Bartering sometimes works in surprising ways too (pay-it-forward karmic sense)… Sometimes you help others and then one day someone contacts you out of nowhere and offers to help in a very big way (when your back is to the wall). But it is rare. The old UDK forums saw more of it. Whereas the Marketplace and other things killed it off sadly. The other issue is, there are far more General Blueprints devs around looking to barter, than there are say Character modelling / rigging devs around. So its an ‘impedance mismatch’ trying to match up skills. But its still worth trying…
For sure… IRL meetings just increase the odds a little… And who knows, maybe that’s just enough… Or maybe there needs to be a collaboration platform that rewards those whose ‘word is good’ and punishes those who are flaky. IDK… :p… Over your career Bruno, have any substantial collaborations or game projects started out from bartering or dev meetups etc?
I made most my contacts going for years and years to three places until I found a comfortable company I still working for today (and then I quit those days basically):
Unite conferences, every year.
Pax / Brazil Game Show.
“Goto;” conferences.
GDC didn’t work at all when I was desperate for a job;
Internet-based groups never got anywhere…
In fact those actually made lose a lot of money instead.
I love where I work because whatever I do in my free time I am actually allowed to OWN my own work.
This is something I value a lot, am very grateful specially after last employer.
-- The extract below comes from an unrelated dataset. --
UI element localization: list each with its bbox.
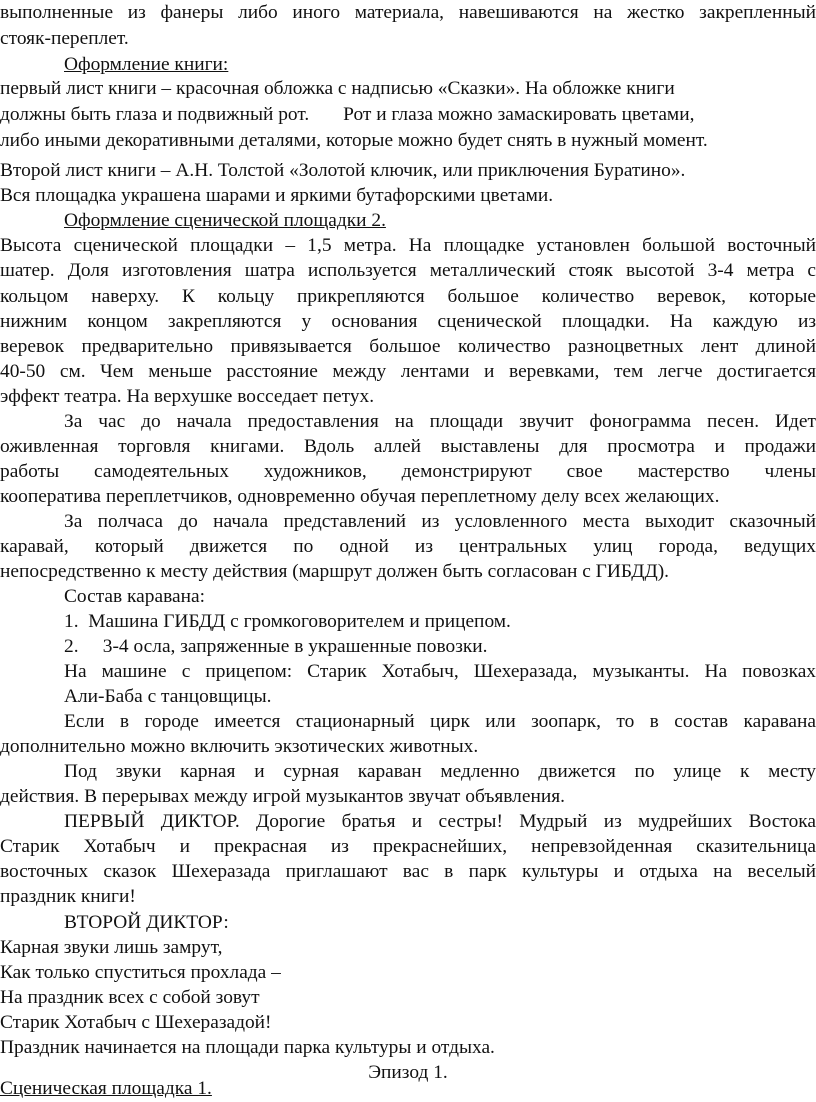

I have just some animations for 1 (or 2 if wanted) project(s) that need BluePrints,and i would take forever, though i am thinking about linking up the Animation Starter Kit myself, PITA but might be necessary, im a 3d modeller and texture/skin artist and am capable of solid and complex level design.
I just never really did BluePrints before. Making a game demo yourself is next to impossible i think, unless wizard?
My sister passed away new Xmas and o friends haveomputer skills, mostly IBEW and other forms of construction.